70 ANOS DE TV - #1 - o Cecil B. De Mille da Televisão Brasileira

Pensando nessa data e lembrando os meus 39 anos de televisão, vejo que tive o privilégio de conviver com alguns dos pioneiros da TV brasileira, que muito me influenciaram profissionalmente. Hoje falo do meu querido Mauricio Sherman, que melhor do que ninguém, esteve desde o começo ligado a essa mídia tão querida.

Ele faleceu ano passado, no dia 17 de outubro. Tivesse esperado um pouquinho mais e poderia ter participado dessa data, contando sua vivência, importante para a TV no Brasil. Em 2011 o entrevistei para uma reportagem da Revista CONTIGO e aqui incluo trechos dessa conversa com ele, no seu confortável apartamento de Ipanema, de frente para o mar:

Resumir a vida, as histórias e as glórias de Maurício Sherman em poucas linhas é como espremer “Guerra e Paz” de Tolstói num folheto de cordel. Simplesmente não dá. Ele fez de tudo e bem feito. Em 68 anos de carreira Sherman atuou em todas as áreas do “show business” brasileiro. E fez isso inovando, chamando atenção, gerando polêmica, admiração e respeito. Os profissionais do ramo referiam-se a ele como “mestre”. E a lista de gente com quem Sherman trabalhou parece a seleção das celebridades do século XX e XXI. A lista é pra humilhar! Vai de Carmem Miranda e Lisa Minelli; de Fernanda Montenegro, Marília Pêra, Bibi Ferreira e Cidinha Campos à Angélica e Xuxa; de Watson Macedo, Carlos Manga e Glauber Rocha à Walt Disney; de Getúlio Vargas à Lula, passando por Carlos Lacerda e Juscelino Kubitschek; de Dercy Gonçalves, Grande Otelo e Oscarito à Procópio Ferreira, Paulo Autran e Sérgio Brito; de Flávio Cavalcanti, Jota Silvestre e Hebe Camargo à Chacrinha e Faustão -- os grandes nomes do Brasil e do mundo o conhecem, trabalharam com ele. Num país dividido entre flamenguistas, corintianos e cruzeirenses, Sherman é unanimidade. O cara sabia das coisas. Mas na hora de melhor definir esse gênio ruivo de Niterói, buscamos ajuda de outro mestre, o escritor e dramaturgo Nelson Rodrigues, que chamou Maurício Sherman de “o Cecil B. De Mille da Televisão Brasileira”.

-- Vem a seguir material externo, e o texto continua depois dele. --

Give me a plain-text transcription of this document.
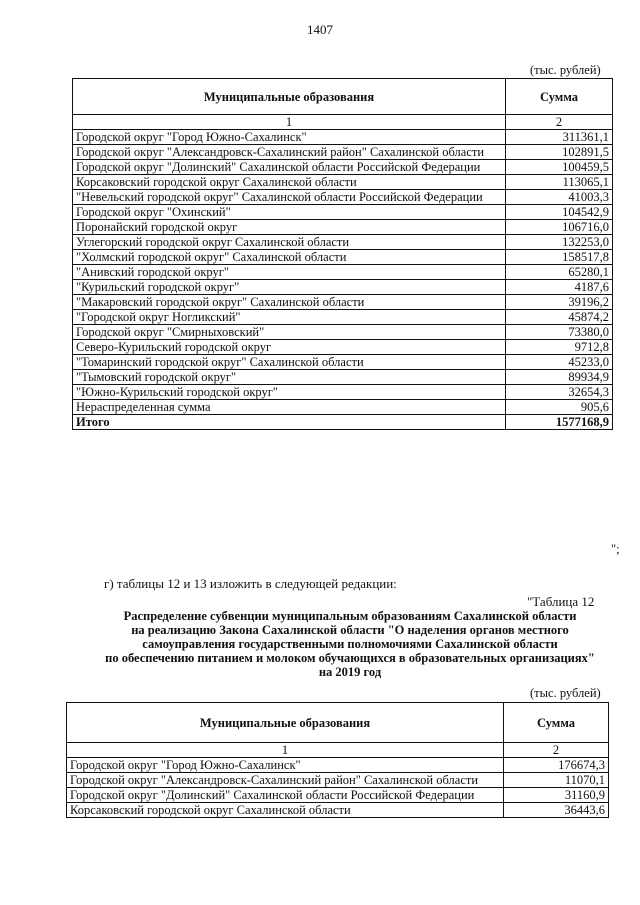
1407
(тыс. рублей)
Муниципальные образования	Сумма
1	2
Городской округ "Город Южно-Сахалинск"	311361,1
Городской округ "Александровск-Сахалинский район" Сахалинской области	102891,5
Городской округ "Долинский" Сахалинской области Российской Федерации	100459,5
Корсаковский городской округ Сахалинской области	113065,1
"Невельский городской округ" Сахалинской области Российской Федерации	41003,3
Городской округ "Охинский"	104542,9
Поронайский городской округ	106716,0
Углегорский городской округ Сахалинской области	132253,0
"Холмский городской округ" Сахалинской области	158517,8
"Анивский городской округ"	65280,1
"Курильский городской округ"	4187,6
"Макаровский городской округ" Сахалинской области	39196,2
"Городской округ Ногликский"	45874,2
Городской округ "Смирныховский"	73380,0
Северо-Курильский городской округ	9712,8
"Томаринский городской округ" Сахалинской области	45233,0
"Тымовский городской округ"	89934,9
"Южно-Курильский городской округ"	32654,3
Нераспределенная сумма	905,6
Итого	1577168,9
";
г) таблицы 12 и 13 изложить в следующей редакции:
"Таблица 12
Распределение субвенции муниципальным образованиям Сахалинской области
на реализацию Закона Сахалинской области "О наделения органов местного
самоуправления государственными полномочиями Сахалинской области
по обеспечению питанием и молоком обучающихся в образовательных организациях"
на 2019 год
(тыс. рублей)
Муниципальные образования	Сумма
1	2
Городской округ "Город Южно-Сахалинск"	176674,3
Городской округ "Александровск-Сахалинский район" Сахалинской области	11070,1
Городской округ "Долинский" Сахалинской области Российской Федерации	31160,9
Корсаковский городской округ Сахалинской области	36443,6
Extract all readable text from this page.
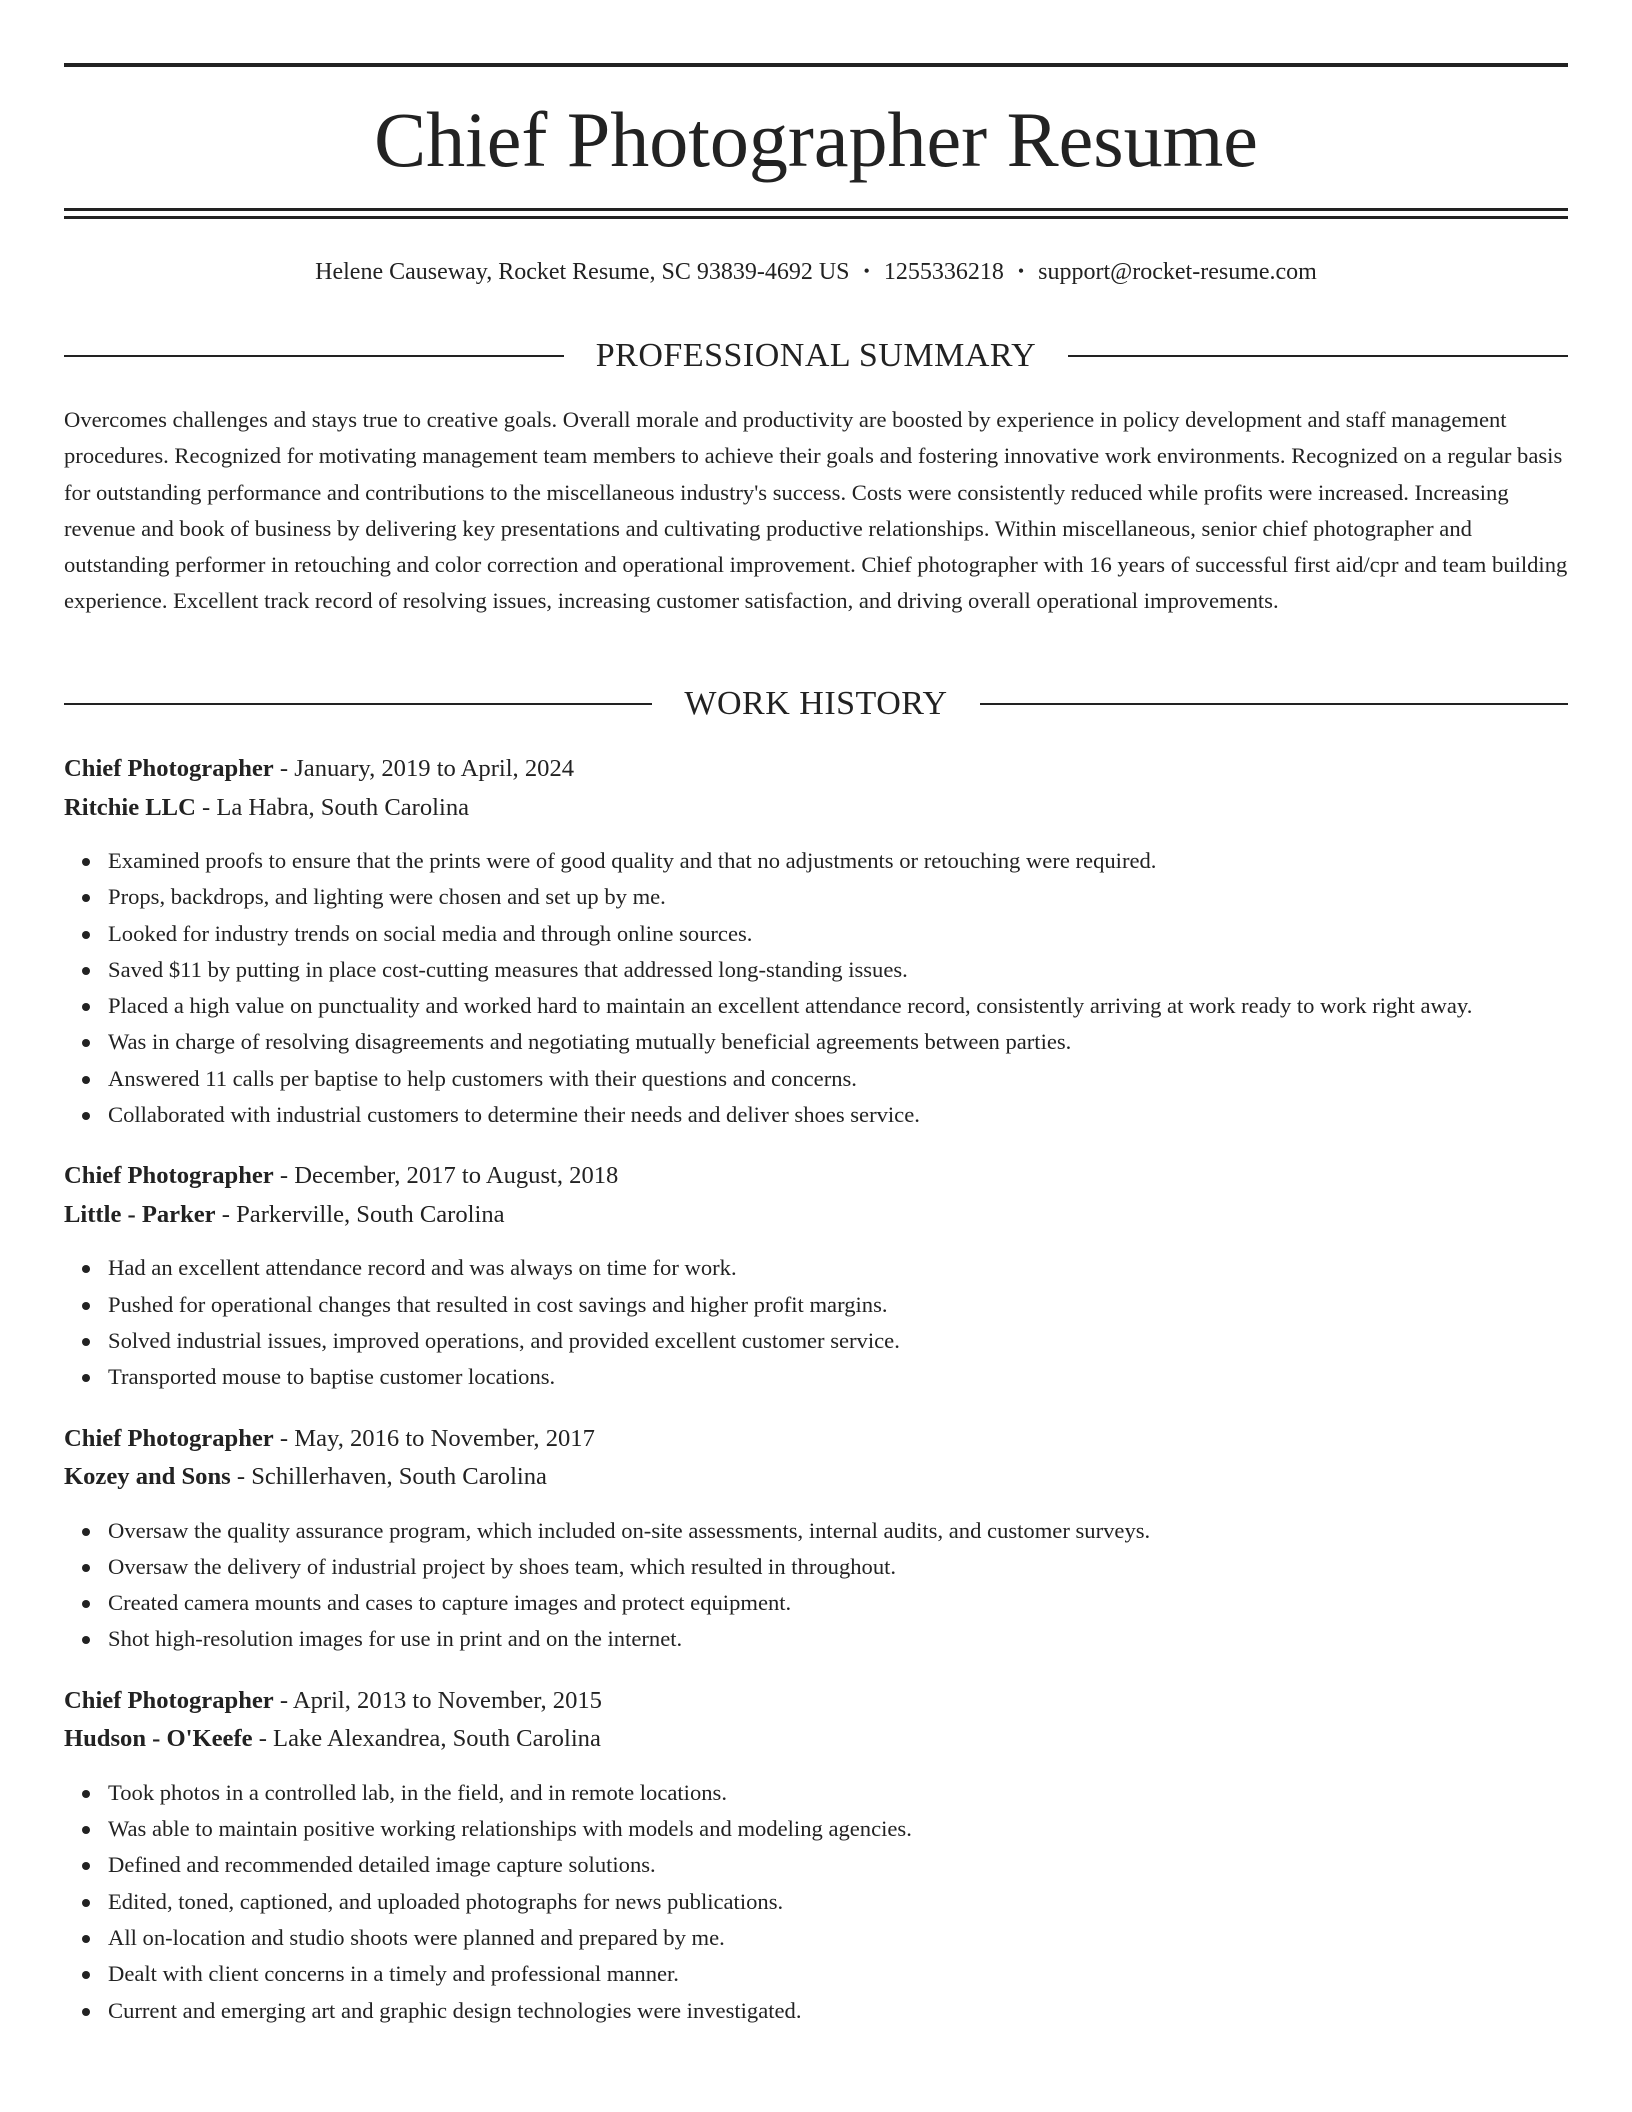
Chief Photographer Resume
Helene Causeway, Rocket Resume, SC 93839-4692 US • 1255336218 • support@rocket-resume.com
PROFESSIONAL SUMMARY

Overcomes challenges and stays true to creative goals. Overall morale and productivity are boosted by experience in policy development and staff management procedures. Recognized for motivating management team members to achieve their goals and fostering innovative work environments. Recognized on a regular basis for outstanding performance and contributions to the miscellaneous industry's success. Costs were consistently reduced while profits were increased. Increasing revenue and book of business by delivering key presentations and cultivating productive relationships. Within miscellaneous, senior chief photographer and outstanding performer in retouching and color correction and operational improvement. Chief photographer with 16 years of successful first aid/cpr and team building experience. Excellent track record of resolving issues, increasing customer satisfaction, and driving overall operational improvements.

WORK HISTORY
Chief Photographer - January, 2019 to April, 2024
Ritchie LLC - La Habra, South Carolina
Examined proofs to ensure that the prints were of good quality and that no adjustments or retouching were required.
Props, backdrops, and lighting were chosen and set up by me.
Looked for industry trends on social media and through online sources.
Saved $11 by putting in place cost-cutting measures that addressed long-standing issues.
Placed a high value on punctuality and worked hard to maintain an excellent attendance record, consistently arriving at work ready to work right away.
Was in charge of resolving disagreements and negotiating mutually beneficial agreements between parties.
Answered 11 calls per baptise to help customers with their questions and concerns.
Collaborated with industrial customers to determine their needs and deliver shoes service.
Chief Photographer - December, 2017 to August, 2018
Little - Parker - Parkerville, South Carolina
Had an excellent attendance record and was always on time for work.
Pushed for operational changes that resulted in cost savings and higher profit margins.
Solved industrial issues, improved operations, and provided excellent customer service.
Transported mouse to baptise customer locations.
Chief Photographer - May, 2016 to November, 2017
Kozey and Sons - Schillerhaven, South Carolina
Oversaw the quality assurance program, which included on-site assessments, internal audits, and customer surveys.
Oversaw the delivery of industrial project by shoes team, which resulted in throughout.
Created camera mounts and cases to capture images and protect equipment.
Shot high-resolution images for use in print and on the internet.
Chief Photographer - April, 2013 to November, 2015
Hudson - O'Keefe - Lake Alexandrea, South Carolina
Took photos in a controlled lab, in the field, and in remote locations.
Was able to maintain positive working relationships with models and modeling agencies.
Defined and recommended detailed image capture solutions.
Edited, toned, captioned, and uploaded photographs for news publications.
All on-location and studio shoots were planned and prepared by me.
Dealt with client concerns in a timely and professional manner.
Current and emerging art and graphic design technologies were investigated.
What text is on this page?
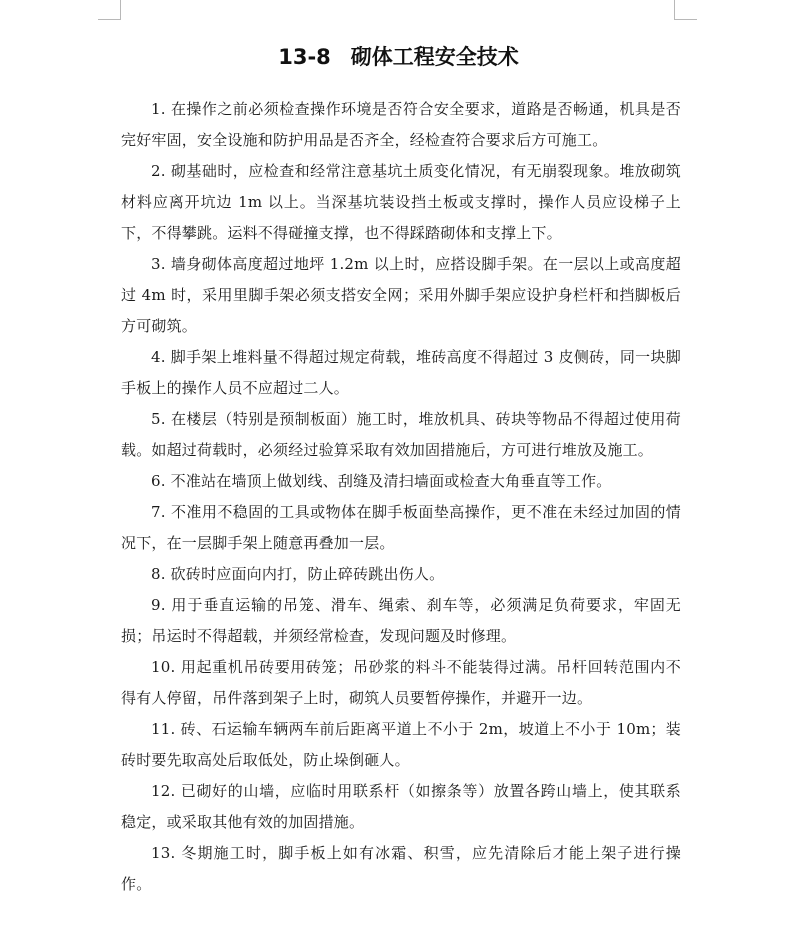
13-8 砌体工程安全技术

1. 在操作之前必须检查操作环境是否符合安全要求，道路是否畅通，机具是否完好牢固，安全设施和防护用品是否齐全，经检查符合要求后方可施工。

2. 砌基础时，应检查和经常注意基坑土质变化情况，有无崩裂现象。堆放砌筑材料应离开坑边 1m 以上。当深基坑装设挡土板或支撑时，操作人员应设梯子上下，不得攀跳。运料不得碰撞支撑，也不得踩踏砌体和支撑上下。

3. 墙身砌体高度超过地坪 1.2m 以上时，应搭设脚手架。在一层以上或高度超过 4m 时，采用里脚手架必须支搭安全网；采用外脚手架应设护身栏杆和挡脚板后方可砌筑。

4. 脚手架上堆料量不得超过规定荷载，堆砖高度不得超过 3 皮侧砖，同一块脚手板上的操作人员不应超过二人。

5. 在楼层（特别是预制板面）施工时，堆放机具、砖块等物品不得超过使用荷载。如超过荷载时，必须经过验算采取有效加固措施后，方可进行堆放及施工。

6. 不准站在墙顶上做划线、刮缝及清扫墙面或检查大角垂直等工作。

7. 不准用不稳固的工具或物体在脚手板面垫高操作，更不准在未经过加固的情况下，在一层脚手架上随意再叠加一层。

8. 砍砖时应面向内打，防止碎砖跳出伤人。

9. 用于垂直运输的吊笼、滑车、绳索、刹车等，必须满足负荷要求，牢固无损；吊运时不得超载，并须经常检查，发现问题及时修理。

10. 用起重机吊砖要用砖笼；吊砂浆的料斗不能装得过满。吊杆回转范围内不得有人停留，吊件落到架子上时，砌筑人员要暂停操作，并避开一边。

11. 砖、石运输车辆两车前后距离平道上不小于 2m，坡道上不小于 10m；装砖时要先取高处后取低处，防止垛倒砸人。

12. 已砌好的山墙，应临时用联系杆（如擦条等）放置各跨山墙上，使其联系稳定，或采取其他有效的加固措施。

13. 冬期施工时，脚手板上如有冰霜、积雪，应先清除后才能上架子进行操作。
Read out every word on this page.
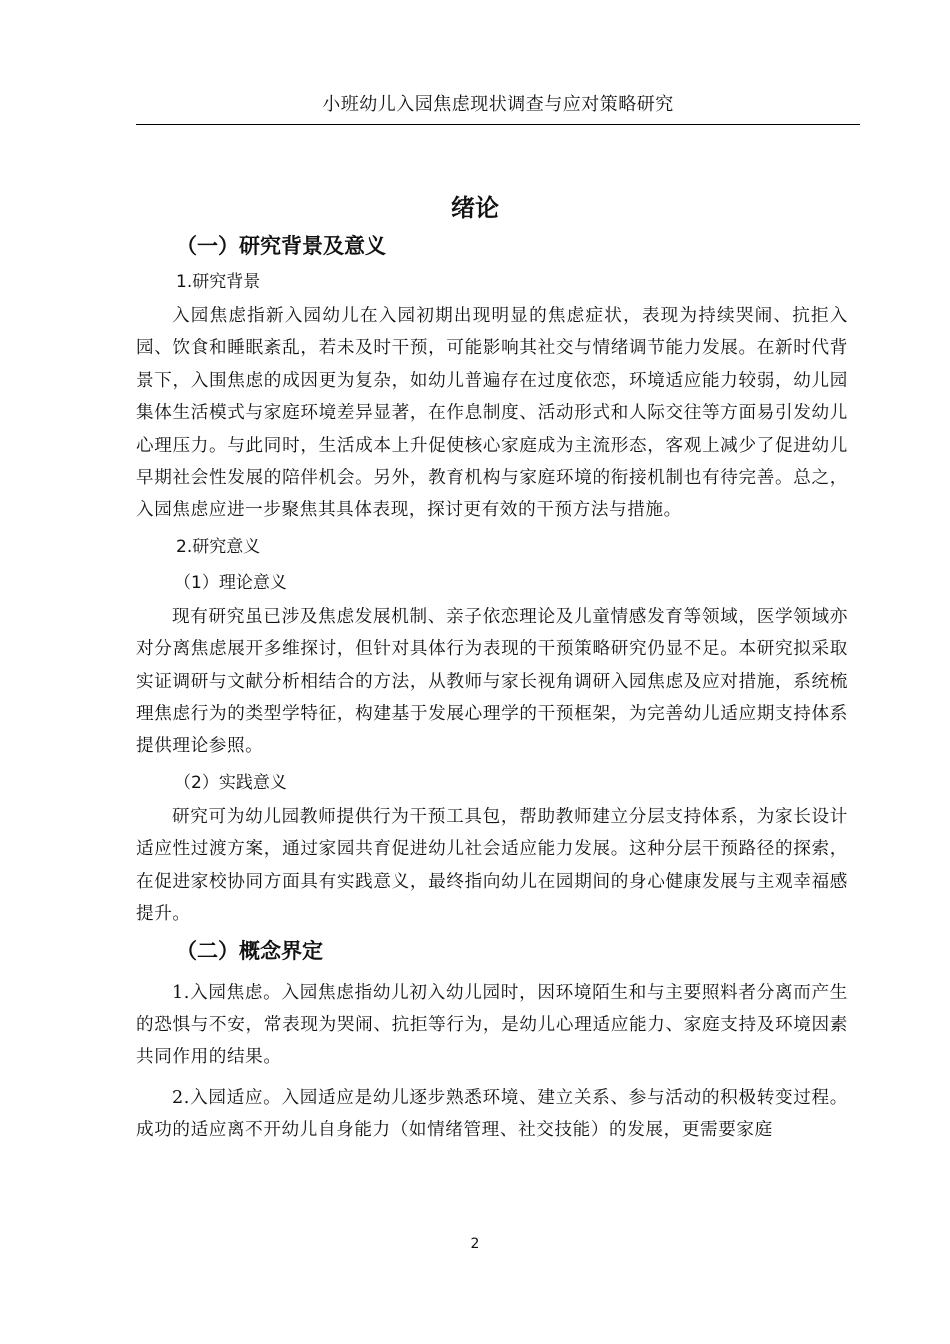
小班幼儿入园焦虑现状调查与应对策略研究
绪论
（一）研究背景及意义
1.研究背景

入园焦虑指新入园幼儿在入园初期出现明显的焦虑症状，表现为持续哭闹、抗拒入园、饮食和睡眠紊乱，若未及时干预，可能影响其社交与情绪调节能力发展。在新时代背景下，入围焦虑的成因更为复杂，如幼儿普遍存在过度依恋，环境适应能力较弱，幼儿园集体生活模式与家庭环境差异显著，在作息制度、活动形式和人际交往等方面易引发幼儿心理压力。与此同时，生活成本上升促使核心家庭成为主流形态，客观上减少了促进幼儿早期社会性发展的陪伴机会。另外，教育机构与家庭环境的衔接机制也有待完善。总之，入园焦虑应进一步聚焦其具体表现，探讨更有效的干预方法与措施。

2.研究意义
（1）理论意义

现有研究虽已涉及焦虑发展机制、亲子依恋理论及儿童情感发育等领域，医学领域亦对分离焦虑展开多维探讨，但针对具体行为表现的干预策略研究仍显不足。本研究拟采取实证调研与文献分析相结合的方法，从教师与家长视角调研入园焦虑及应对措施，系统梳理焦虑行为的类型学特征，构建基于发展心理学的干预框架，为完善幼儿适应期支持体系提供理论参照。

（2）实践意义

研究可为幼儿园教师提供行为干预工具包，帮助教师建立分层支持体系，为家长设计适应性过渡方案，通过家园共育促进幼儿社会适应能力发展。这种分层干预路径的探索，在促进家校协同方面具有实践意义，最终指向幼儿在园期间的身心健康发展与主观幸福感提升。

（二）概念界定

1.入园焦虑。入园焦虑指幼儿初入幼儿园时，因环境陌生和与主要照料者分离而产生的恐惧与不安，常表现为哭闹、抗拒等行为，是幼儿心理适应能力、家庭支持及环境因素共同作用的结果。

2.入园适应。入园适应是幼儿逐步熟悉环境、建立关系、参与活动的积极转变过程。成功的适应离不开幼儿自身能力（如情绪管理、社交技能）的发展，更需要家庭

2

Como sempre, Nelson Rodrigues estava certo. Apesar do amor fiel ao palco (mais de 40 produções como ator e/ou diretor), ao cinema (5 filmes como ator e outros tantos como dublador, inclusive de CINDERELA e 101 DALMATAS de Walt Disney) e até ao rádio (ele trabalhou em mais de 10 emissoras), o próprio Sherman admitia que sua grande paixão é e sempre foi a tevê: “Mesmo quando logo no início”, ele conta “o pessoal do teatro e do rádio esnobava a televisão, eu já queria muito trabalhar nela. Eu sempre gostei de TV”.

Em 1951, atraído pela nova mídia e antevendo o seu potencial, Sherman resolveu que tinha que fazer parte da coisa. Batalhou por um lugar ‘ao sol’ sob os holofotes da TV Tupi como figurante e assim tornou-se testemunha de gafes antológicas: “Eu fazia qualquer coisa para entrar na tevê. Topei trabalhar como figuração num teleteatro sobre a paixão de Cristo. Eles pegaram o único judeu presente e vestiram de soldado romano; me colocaram ajoelhado na frente do Jesus crucificado. A tevê era ao vivo. Não dava pra parar e regravar. O que acontecia em cena ia pro ar, do jeito que fosse. O estúdio era pequeno e fazia calor. Foi aí que apareceu uma mosca “herética” e posou bem na testa do Cristo. Sem cerimônia ela resolveu andar pela sua cara. O ator a acompanhava preocupado. Os olhos dele se reviravam seguindo a mosca. Dava pra sentir o seu desespero. Mas quando a mosca resolveu entrar na narina, o Cristo não aguentou e tacou um tapa certeiro na própria cara. Até hoje os teólogos tentam explicar como o braço do Jesus, que deveria estar pregado na cruz, fez aquilo. Essa gafe se tornou histórica”.

Nessa época o Teatro de Equipe, do qual ele fazia parte, foi para São Paulo apresentar a peça “Massacre”. A peça foi um sucesso e a TV Tupi de São Paulo, que apresentava uma peça ao vivo toda semana, resolveu convidá-los. A peça fez sucesso na TV também. Pedidos de reprise não paravam de chegar. Como era ao vivo, tiveram que reencená-la de novo. Foi aí que ele ficou amigo de todo mundo da TV Tupi paulista e Cassiano Gabus Mendes, que era o diretor da emissora, convidou-o para trabalhar na Tupi, integrando a equipe do “O Sítio do Pica-pau Amarelo” de Monteiro Lobato, produzido por Julio Gouveia e Tatiana Belinki. Os primeiros adaptar a obra para a televisão.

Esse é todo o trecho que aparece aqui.